Liquor, smoke and "ashamed" Monday morning drives are country music clichés, and they're also often telltale signs of a broken heart. In this song, co-written with Natalie Hemby and Liz Rose, from side one, Lambert both winks at the template of a country heartbreak song and sheds a tear for finding herself in dire need of one.

7. "Runnin’ Just In Case"

"There's trouble where I'm going but I'm gonna go there anyway/ I hate Sunday mornings 'cause they always seem to start this way"

In the album's opening track, written with Gwen Sebastian, Lambert addresses one of the worst parts of going through a breakup: waking up on a Sunday morning with no plan or relief in sight. She grabs a cigarette and hits the road, the slightest sense of defiance in her voice offering a sliver of hope that she'll find something as she inevitably heads south.

6. "Use My Heart"
"That thought of loving you just makes me sick/ I don't have the nerve to use my heart"

There are few things scarier than opening up your heart after suffering heartbreak, and in the final song on The Nerve, Lambert expresses her fears to a new flame, unsure whether she'll ever be able to "throw a line" and "reel it in." Lambert co-wrote this one with Ashley Monroe and Waylon Payne.

5. "Things That Break"
"I leave it all in ruins, 'cause I don't know what I'm doing/ I'm hard on things that matter, hold a heart so tight it shatters/ So I stay away from things that break"

Her "Gunpowder and Lead" days behind her, Lambert is clearly gun-shy. This track from The Heart, which again features co-writer Hemby plus Jessi Alexander, opens with a slow, Spaghetti Western-inspired guitar riff and listens like a cautious thesis statement from a woman who's seen one too many things break. 

4. "Pushin’ Time"
"And they say only time can tell, you already know me well/ If it has to end in tears, I hope it's in 60 years"'

Lambert's boyfriend East appears on this song (although he doesn't have a writing credit; Hemby and Foy Vance co-write with Lambert here), making its message of "fools... rushing in" but all the more poignant. It's the line above, though, that lands like an arrow to the heart, Lambert hoping that a new relationship ends due to the tears of old age instead of remnants of old heartbreak.

3. "Tin Man"
"Hey there Mr. Tin Man, you don't know how lucky you are/ You shouldn't spend your whole life wishin' for something bound to fall apart"
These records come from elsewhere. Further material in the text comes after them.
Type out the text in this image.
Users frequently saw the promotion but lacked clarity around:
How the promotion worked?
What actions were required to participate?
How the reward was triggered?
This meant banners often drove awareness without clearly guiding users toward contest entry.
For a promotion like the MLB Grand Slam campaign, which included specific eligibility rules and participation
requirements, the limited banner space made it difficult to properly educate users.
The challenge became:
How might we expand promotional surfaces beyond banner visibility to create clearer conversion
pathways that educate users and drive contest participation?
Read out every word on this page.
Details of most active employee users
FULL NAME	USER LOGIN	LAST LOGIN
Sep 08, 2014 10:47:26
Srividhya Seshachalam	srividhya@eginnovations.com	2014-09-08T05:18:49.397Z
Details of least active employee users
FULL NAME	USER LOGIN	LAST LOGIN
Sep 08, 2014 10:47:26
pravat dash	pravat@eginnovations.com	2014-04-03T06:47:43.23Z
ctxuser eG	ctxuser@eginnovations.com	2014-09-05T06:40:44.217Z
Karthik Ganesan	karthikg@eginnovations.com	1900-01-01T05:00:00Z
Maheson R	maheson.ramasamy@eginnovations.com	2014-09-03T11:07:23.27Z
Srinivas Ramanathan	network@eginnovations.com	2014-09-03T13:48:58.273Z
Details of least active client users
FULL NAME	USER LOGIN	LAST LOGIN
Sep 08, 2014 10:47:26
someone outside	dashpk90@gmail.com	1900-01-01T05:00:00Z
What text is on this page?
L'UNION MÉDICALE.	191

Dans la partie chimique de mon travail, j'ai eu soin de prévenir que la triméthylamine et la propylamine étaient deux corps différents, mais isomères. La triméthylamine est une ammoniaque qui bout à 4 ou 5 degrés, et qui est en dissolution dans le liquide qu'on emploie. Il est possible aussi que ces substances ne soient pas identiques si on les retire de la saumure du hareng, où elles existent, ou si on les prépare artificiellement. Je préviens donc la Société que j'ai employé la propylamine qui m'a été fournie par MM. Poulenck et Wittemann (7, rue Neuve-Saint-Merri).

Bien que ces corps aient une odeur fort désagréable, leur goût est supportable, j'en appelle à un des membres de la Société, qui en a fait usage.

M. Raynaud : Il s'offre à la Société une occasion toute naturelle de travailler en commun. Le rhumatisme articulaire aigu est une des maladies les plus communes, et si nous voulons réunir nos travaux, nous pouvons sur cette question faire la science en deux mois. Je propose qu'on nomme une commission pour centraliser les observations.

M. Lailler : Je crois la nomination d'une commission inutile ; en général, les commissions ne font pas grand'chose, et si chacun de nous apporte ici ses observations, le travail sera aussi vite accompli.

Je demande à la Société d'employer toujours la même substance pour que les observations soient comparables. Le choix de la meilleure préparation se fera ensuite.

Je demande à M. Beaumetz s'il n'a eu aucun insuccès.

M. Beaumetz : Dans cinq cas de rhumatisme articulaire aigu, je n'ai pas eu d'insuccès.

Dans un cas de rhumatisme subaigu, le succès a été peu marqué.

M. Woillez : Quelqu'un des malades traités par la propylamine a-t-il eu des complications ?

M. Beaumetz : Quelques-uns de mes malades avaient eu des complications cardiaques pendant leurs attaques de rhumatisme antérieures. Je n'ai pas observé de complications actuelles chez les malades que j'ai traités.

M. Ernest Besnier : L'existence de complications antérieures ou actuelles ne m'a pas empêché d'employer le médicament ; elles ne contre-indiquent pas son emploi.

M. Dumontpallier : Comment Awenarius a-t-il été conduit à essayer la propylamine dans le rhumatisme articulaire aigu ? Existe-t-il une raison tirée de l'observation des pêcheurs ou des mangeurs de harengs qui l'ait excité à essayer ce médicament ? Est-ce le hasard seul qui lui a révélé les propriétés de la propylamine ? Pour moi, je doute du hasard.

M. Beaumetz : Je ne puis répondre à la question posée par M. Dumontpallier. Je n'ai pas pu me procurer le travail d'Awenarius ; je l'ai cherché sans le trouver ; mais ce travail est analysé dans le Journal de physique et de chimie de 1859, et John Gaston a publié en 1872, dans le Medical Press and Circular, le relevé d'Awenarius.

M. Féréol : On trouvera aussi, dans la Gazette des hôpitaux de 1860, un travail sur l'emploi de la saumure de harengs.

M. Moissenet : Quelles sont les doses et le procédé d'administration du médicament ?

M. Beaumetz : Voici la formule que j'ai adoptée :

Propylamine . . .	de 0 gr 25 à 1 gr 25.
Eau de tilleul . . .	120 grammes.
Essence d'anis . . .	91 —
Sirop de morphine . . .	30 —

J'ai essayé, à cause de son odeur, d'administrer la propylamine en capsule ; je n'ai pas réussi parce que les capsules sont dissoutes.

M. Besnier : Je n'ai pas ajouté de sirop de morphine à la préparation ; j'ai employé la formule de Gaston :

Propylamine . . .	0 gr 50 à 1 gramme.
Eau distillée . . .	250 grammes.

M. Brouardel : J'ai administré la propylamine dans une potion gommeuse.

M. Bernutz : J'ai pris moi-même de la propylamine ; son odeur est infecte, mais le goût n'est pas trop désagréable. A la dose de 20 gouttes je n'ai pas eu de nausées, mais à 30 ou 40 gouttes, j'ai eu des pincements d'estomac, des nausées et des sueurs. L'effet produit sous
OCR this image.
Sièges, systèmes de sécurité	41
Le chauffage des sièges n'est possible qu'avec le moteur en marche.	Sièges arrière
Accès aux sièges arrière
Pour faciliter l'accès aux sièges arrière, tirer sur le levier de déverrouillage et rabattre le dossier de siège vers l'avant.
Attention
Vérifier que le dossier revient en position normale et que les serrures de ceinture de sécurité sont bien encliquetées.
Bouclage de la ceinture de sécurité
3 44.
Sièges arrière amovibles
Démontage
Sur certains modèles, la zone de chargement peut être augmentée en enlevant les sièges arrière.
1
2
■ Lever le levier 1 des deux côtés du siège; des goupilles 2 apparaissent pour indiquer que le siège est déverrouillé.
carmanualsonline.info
It's hard to choose just one tearjerker of a lyric from this opening track, co-written with Jack Ingram and Jon Randall, to The Heart, but these first lines perhaps sum up the majority of the record's message: having a heart is hard, painful, and often terrifying. Lambert's metaphor of The Wizard of Oz's mythical Tin Man, all empty armor, is a powerful image of life after heartbreak. 

2. "Six Degrees of Separation"
"Six degrees of separation, you’re all over this damn nation/ I’m out of your reach geographically, you still find a way to get a hold on me"

It's hard not to assume that this song is about Shelton specifically, a man who tours "this damn nation" and would certainly haunt a number of Lambert's memories. That she specifically references a quarter from the year 1979 could be telling, too: Lambert wed Shelton in her mother's wedding gown, which her mother wore in her own 1979 ceremony. Lambert shares writing duties with Hemby and Nicolle Galyon on this cut. 

1. "I’ve Got Wheels"
"Sometimes these wheels get a little heavy, and I can’t stay between the lines/ But I’m rocking steady/ When I can’t fly, I start to fall/ But I’ve got wheels, I’m rolling on"

Closing track "I've Got Wheels" is one of the album's most hopeful songs, though it's still no inspirational anthem. Lambert, aided by co-writers Sebastian and Scotty Wray, leaves us on a positive note, though: sure, she's unsteady, but she's moving forward, rolling on and lightening her load ever so slightly with every passing mile.